Sie zögerte mit der Antwort. Eine Stunde? Zehn Jahre?» Ich weiß es nicht.«

«Okay. «Er überprüfte das Schlüsselregal.»Ich hätte ein hübsches Zimmer für Sie im vierten Stock.«

«Ja, gerne. «Sie trug sich mit einer schönen, geschwungenen Handschrift ins Melderegister ein: JULIA STANFORD.

Der Mann an der Rezeption reichte ihr einen Schlüssel.»So, das war's. Angenehmen Aufenthalt.«

Es war ein kleines Zimmer, ordentlich und sauber.
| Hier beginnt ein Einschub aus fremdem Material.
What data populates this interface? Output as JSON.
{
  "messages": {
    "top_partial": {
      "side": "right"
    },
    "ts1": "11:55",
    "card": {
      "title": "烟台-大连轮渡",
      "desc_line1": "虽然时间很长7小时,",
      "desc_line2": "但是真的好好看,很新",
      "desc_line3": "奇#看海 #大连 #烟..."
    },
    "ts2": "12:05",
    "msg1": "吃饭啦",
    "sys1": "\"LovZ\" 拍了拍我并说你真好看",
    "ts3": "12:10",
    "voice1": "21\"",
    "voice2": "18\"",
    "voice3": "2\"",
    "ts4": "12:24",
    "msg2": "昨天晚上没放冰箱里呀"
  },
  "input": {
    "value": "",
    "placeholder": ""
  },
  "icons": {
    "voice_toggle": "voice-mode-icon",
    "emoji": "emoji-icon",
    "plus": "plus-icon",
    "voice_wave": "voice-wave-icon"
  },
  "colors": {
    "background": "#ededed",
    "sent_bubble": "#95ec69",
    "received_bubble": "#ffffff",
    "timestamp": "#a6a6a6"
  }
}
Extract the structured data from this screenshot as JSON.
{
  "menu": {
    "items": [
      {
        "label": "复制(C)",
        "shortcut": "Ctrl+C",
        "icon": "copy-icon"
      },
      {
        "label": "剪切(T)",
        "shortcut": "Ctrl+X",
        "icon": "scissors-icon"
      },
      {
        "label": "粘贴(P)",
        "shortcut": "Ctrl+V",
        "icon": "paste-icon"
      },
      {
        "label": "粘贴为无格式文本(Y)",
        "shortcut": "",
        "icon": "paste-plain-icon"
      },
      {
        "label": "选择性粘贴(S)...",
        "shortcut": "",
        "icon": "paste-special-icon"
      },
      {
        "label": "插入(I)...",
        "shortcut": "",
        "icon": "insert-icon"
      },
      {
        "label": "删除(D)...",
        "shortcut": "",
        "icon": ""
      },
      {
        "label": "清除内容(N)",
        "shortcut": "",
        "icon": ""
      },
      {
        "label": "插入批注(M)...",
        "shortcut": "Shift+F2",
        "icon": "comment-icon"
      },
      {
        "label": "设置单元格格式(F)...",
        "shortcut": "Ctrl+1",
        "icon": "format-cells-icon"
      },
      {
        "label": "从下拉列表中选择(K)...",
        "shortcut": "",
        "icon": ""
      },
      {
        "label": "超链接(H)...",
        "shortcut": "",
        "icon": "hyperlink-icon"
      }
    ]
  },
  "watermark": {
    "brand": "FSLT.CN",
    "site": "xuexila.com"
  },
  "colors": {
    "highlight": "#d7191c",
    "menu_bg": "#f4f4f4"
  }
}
Und nach dem Auspacken rief Julia sofort Sally an.

«Julia? Mein Gott, wo bist du?«

«Ich bin in Boston.«

«Ist auch alles okay?«Sally klang beinahe hysterisch.

«Ja, wieso fragst du?«

«Du hattest Besuch — von einem Mann, ich glaube, er wollte dich umbringen.«

«Was sagst du da?«

«Er hatte ein Messer bei sich… du hättest den Ausdruck auf seinem Gesicht sehen sollen…«Sie rang nach Atem.»Als er merkte, daß er mich mit dir verwechselt hatte, ist er getürmt!«

«Das glaube ich nicht!«

«Angeblich arbeitet er bei A. C. Nielsen — aber ich habe dort angerufen, und die kannten nicht mal seinen Namen! Kennst du jemanden, der es auf dich abgesehen hat?«

«Selbstverständlich nicht, Sally! Sei nicht albern! Hast du die Polizei angerufen?«

«Natürlich. Die hat mir aber auch nicht weiterhelfen können und mir den Rat gegeben, in Zukunft fremden Männern gegenüber vorsichtiger zu sein.«

«Also, mir geht's echt prima, du brauchst dir wirklich keine Sorgen zu machen. «Sie hörte, wie Sally erleichtert aufatmete.

«Na schön, solange dir's nur gutgeht. Julia?«

«Ja.«

«Paß gut auf dich auf, ja?«

«Selbstverständlich.«Was Sally sich bloß immer zusammenfantasiert! Wer sollte sie umbringen wollen?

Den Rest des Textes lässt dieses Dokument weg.